Texas Law and Potential for Abuse
Texas law classifies “study drugs” such as Ritalin and Adderall as Schedule II controlled substances. They are classified as controlled substances because they have a high potential for abuse and dependence.
A recent study showed that approximately 20% of college students abuse study drugs. They typically use prescription medications that medical doctors prescribe to improve a patient’s focus. While these substances can improve focus and concentration, numerous adverse effects can occur when students do not take the medicines under the supervision of a medical doctor.

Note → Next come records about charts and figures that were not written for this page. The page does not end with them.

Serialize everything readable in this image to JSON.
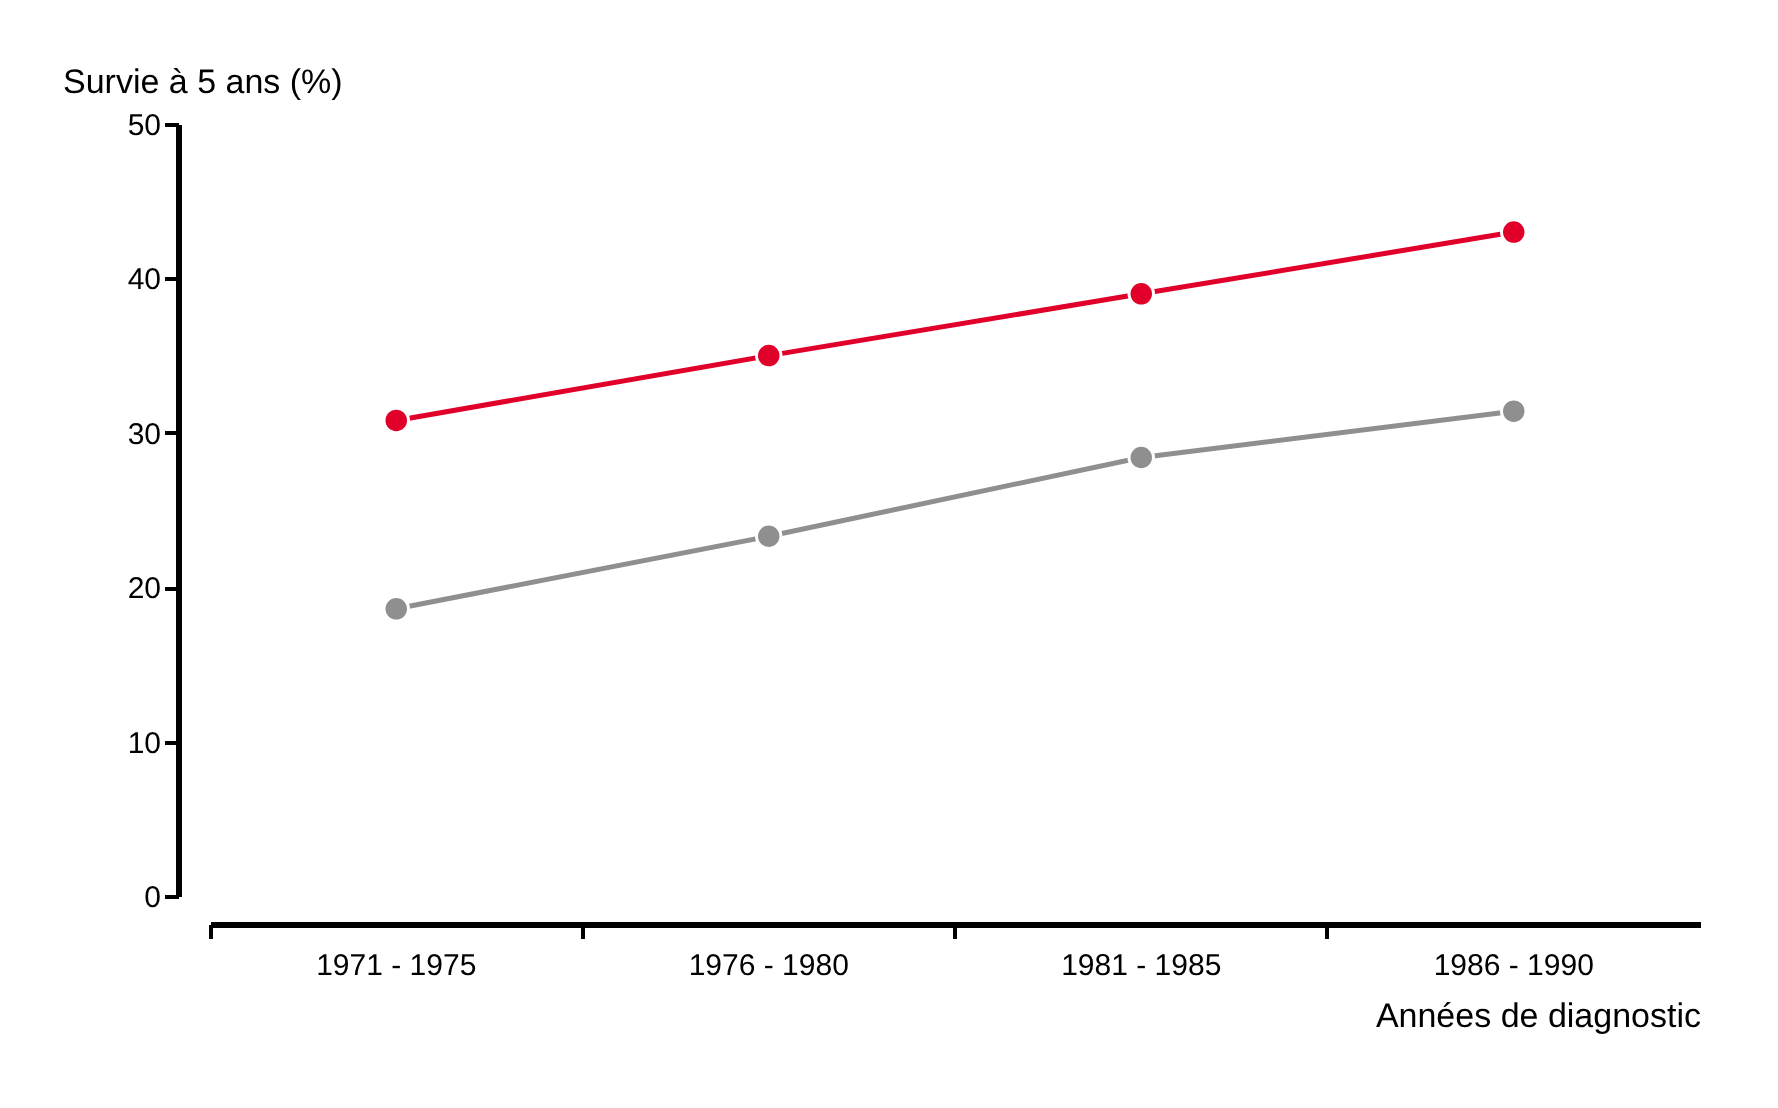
{
  "chart_data": {
    "type": "line",
    "ylabel": "Survie à 5 ans (%)",
    "xlabel": "Années de diagnostic",
    "categories": [
      "1971 - 1975",
      "1976 - 1980",
      "1981 - 1985",
      "1986 - 1990"
    ],
    "series": [
      {
        "color": "#e0002a",
        "values": [
          30.8,
          35.0,
          39.0,
          43.0
        ]
      },
      {
        "color": "#8f8f8f",
        "values": [
          18.6,
          23.3,
          28.4,
          31.4
        ]
      }
    ],
    "ylim": [
      0,
      50
    ],
    "yticks": [
      0,
      10,
      20,
      30,
      40,
      50
    ],
    "grid": false,
    "marker": "circle",
    "line_style": "solid"
  }
}
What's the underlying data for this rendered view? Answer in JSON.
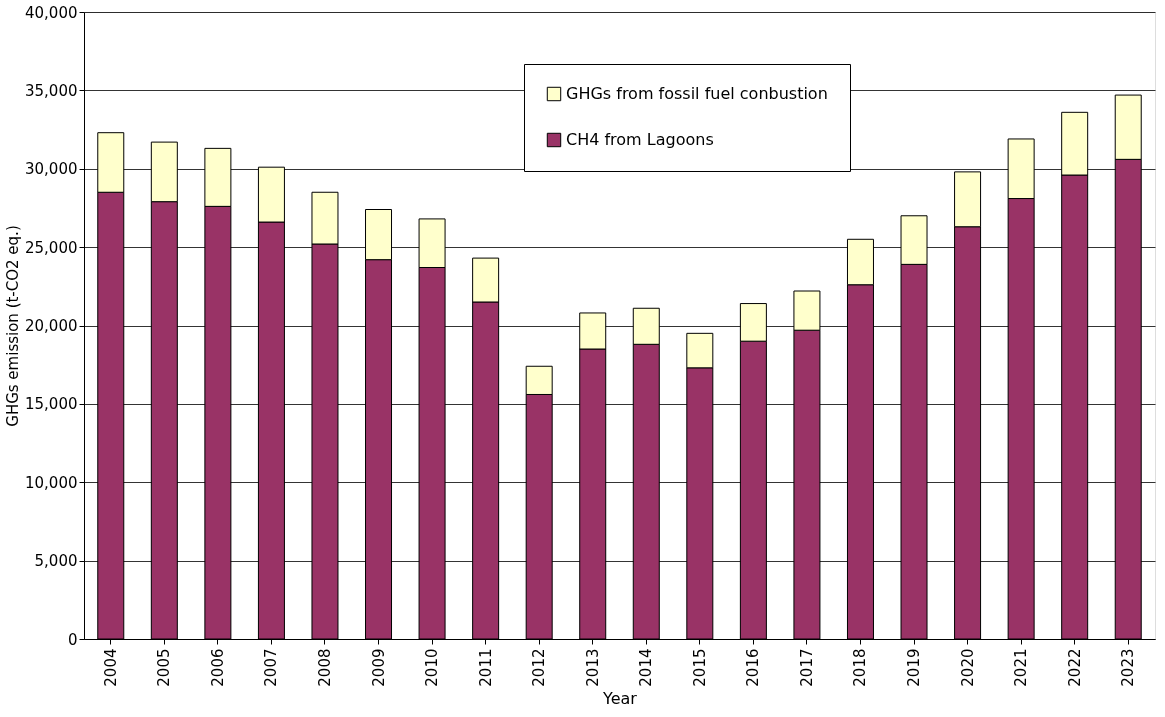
{
  "chart_data": {
    "type": "bar",
    "stacked": true,
    "xlabel": "Year",
    "ylabel": "GHGs emission (t-CO2 eq.)",
    "categories": [
      "2004",
      "2005",
      "2006",
      "2007",
      "2008",
      "2009",
      "2010",
      "2011",
      "2012",
      "2013",
      "2014",
      "2015",
      "2016",
      "2017",
      "2018",
      "2019",
      "2020",
      "2021",
      "2022",
      "2023"
    ],
    "series": [
      {
        "name": "CH4 from Lagoons",
        "color": "#993366",
        "values": [
          28500,
          27900,
          27600,
          26600,
          25200,
          24200,
          23700,
          21500,
          15600,
          18500,
          18800,
          17300,
          19000,
          19700,
          22600,
          23900,
          26300,
          28100,
          29600,
          30600
        ]
      },
      {
        "name": "GHGs from fossil fuel conbustion",
        "color": "#ffffcc",
        "values": [
          3800,
          3800,
          3700,
          3500,
          3300,
          3200,
          3100,
          2800,
          1800,
          2300,
          2300,
          2200,
          2400,
          2500,
          2900,
          3100,
          3500,
          3800,
          4000,
          4100
        ]
      }
    ],
    "ylim": [
      0,
      40000
    ],
    "yticks": [
      0,
      {
        "value": 5000,
        "label": "5,000"
      },
      {
        "value": 10000,
        "label": "10,000"
      },
      {
        "value": 15000,
        "label": "15,000"
      },
      {
        "value": 20000,
        "label": "20,000"
      },
      {
        "value": 25000,
        "label": "25,000"
      },
      {
        "value": 30000,
        "label": "30,000"
      },
      {
        "value": 35000,
        "label": "35,000"
      },
      {
        "value": 40000,
        "label": "40,000"
      }
    ],
    "grid": "y",
    "legend": "top right"
  }
}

Often, students at Texas State University, the University of Texas at Austin, St. Edward’s University, Austin Community College, the University of Texas at San Antonio, St. Mary’s University, or other Central Texas campuses use study drugs when writing papers or studying for tests.
The use of study drugs is so commonplace that many students do not even question their use. However, many students illegally buy these substances from friends or fellow students.
Potential Legal and Educational Punishments
Buying and possessing Adderall, Ritalin, or other medications without a prescription is illegal. For example, prosecutors in Central Texas counties such as Comal, Hays, Guadalupe, Bexar, and Travis aggressively prosecute students that illegally possess study drugs.
While time in jail and fines are the apparent consequences for breaking the law, students also face other less visible punishments. These adverse outcomes include academic discipline, the loss of federal loans and grants, suspension, and even expulsion.